The confidentiality of the Commissioners’ internal deliberations is a critical part of the process, long recognized by the law. So, for example, the Freedom of Information Act (FOIA) – an additional congressional command – contains a statutory exemption protecting the internal deliberative processes of an agency.  As explained by the Department of Justice in its Guide to the Freedom of Information Act:

. . . the general purpose of [the deliberative process privilege] . . .  is to “prevent injury to the quality of agency decisions.” Specifically, three policy purposes consistently have been held to constitute the bases for this privilege: (1) to encourage open, frank discussions on matters of policy between subordinates and superiors; (2) to protect against premature disclosure of proposed policies before they are actually adopted; and (3) to protect against public confusion that might result from disclosure of reasons and rationales that were not in fact ultimately the grounds for an agency’s action.

In other words, allowing the Commission to engage in frank, non-public discussions improves the decision-making process, just as receiving public comments boosts the Commission’s expertise.

Why was the Open Internet order not released immediately after the Commission voted on it?  Once the vote on a Commission order has been taken, some additional steps remain before the decision is final and ready for public release.  For one, Commissioners often prepare individual statements expressing their opinions on the order, and those statements are generally first shared with the other Commissioners and staff. The statements may generate additional internal discussions, during which both the order and the statements may be clarified. In addition, the order itself must address any significant argument made in the statements – or risk being overturned in court for failing to address the issue. This is a very important point – the United States Court of Appeals for the D.C. Circuit has made clear on multiple occasions, as recently as last year, that, “[u]nder the APA, we must set aside orders that are ‘arbitrary, capricious, an abuse of discretion, or otherwise not in accordance with law, 5 U.S.C. § 706(2)(A), [and in] particular, ‘it most emphatically remains the duty of this court to ensure that an agency engage the arguments raised before it’…. including the arguments of the agency's dissenting commissioners.” [ Elec. Power Supply Ass'n v. FERC, citations omitted ]

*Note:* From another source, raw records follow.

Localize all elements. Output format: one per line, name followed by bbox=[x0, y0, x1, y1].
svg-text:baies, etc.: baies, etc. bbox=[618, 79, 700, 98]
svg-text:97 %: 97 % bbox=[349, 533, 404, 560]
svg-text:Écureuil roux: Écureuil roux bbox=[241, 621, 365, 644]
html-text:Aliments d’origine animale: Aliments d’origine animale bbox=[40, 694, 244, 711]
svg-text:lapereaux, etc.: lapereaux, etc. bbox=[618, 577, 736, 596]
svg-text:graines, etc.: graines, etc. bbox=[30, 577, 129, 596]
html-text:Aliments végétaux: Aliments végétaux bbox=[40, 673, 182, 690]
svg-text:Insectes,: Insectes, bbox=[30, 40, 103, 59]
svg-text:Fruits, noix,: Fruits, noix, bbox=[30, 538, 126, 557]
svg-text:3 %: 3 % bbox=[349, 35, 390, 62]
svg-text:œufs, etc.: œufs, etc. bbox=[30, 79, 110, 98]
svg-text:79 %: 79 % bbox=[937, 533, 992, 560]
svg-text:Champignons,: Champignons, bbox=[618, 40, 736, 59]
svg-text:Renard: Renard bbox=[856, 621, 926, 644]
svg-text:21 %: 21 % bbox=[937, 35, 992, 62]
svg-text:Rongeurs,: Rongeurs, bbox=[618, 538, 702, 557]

At the same time, final proofreading and nonsubstantive “clean up” edits may be needed. The staff that has been responsible for writing the order is granted “editorial privileges” to prepare and circulate these necessary changes.

Ultimately, a final version is presented to the Commissioners for signoff by all of the Commissioners who voted in favor of the order.  Until this is done, the Order is not public because it doesn’t fully reflect the full and final views of the Commission.  Once the final version has been approved, it is – as the Open Internet Order will be – released to the public on the FCC’s web site.

The goal, of course, is to release the final order as soon as possible. But speed is not the only – or even the utmost – goal. The rulemaking process of the FCC was designed by Congress, and is executed by the Commission, to produce rules that will stand the test of judicial review – and of time.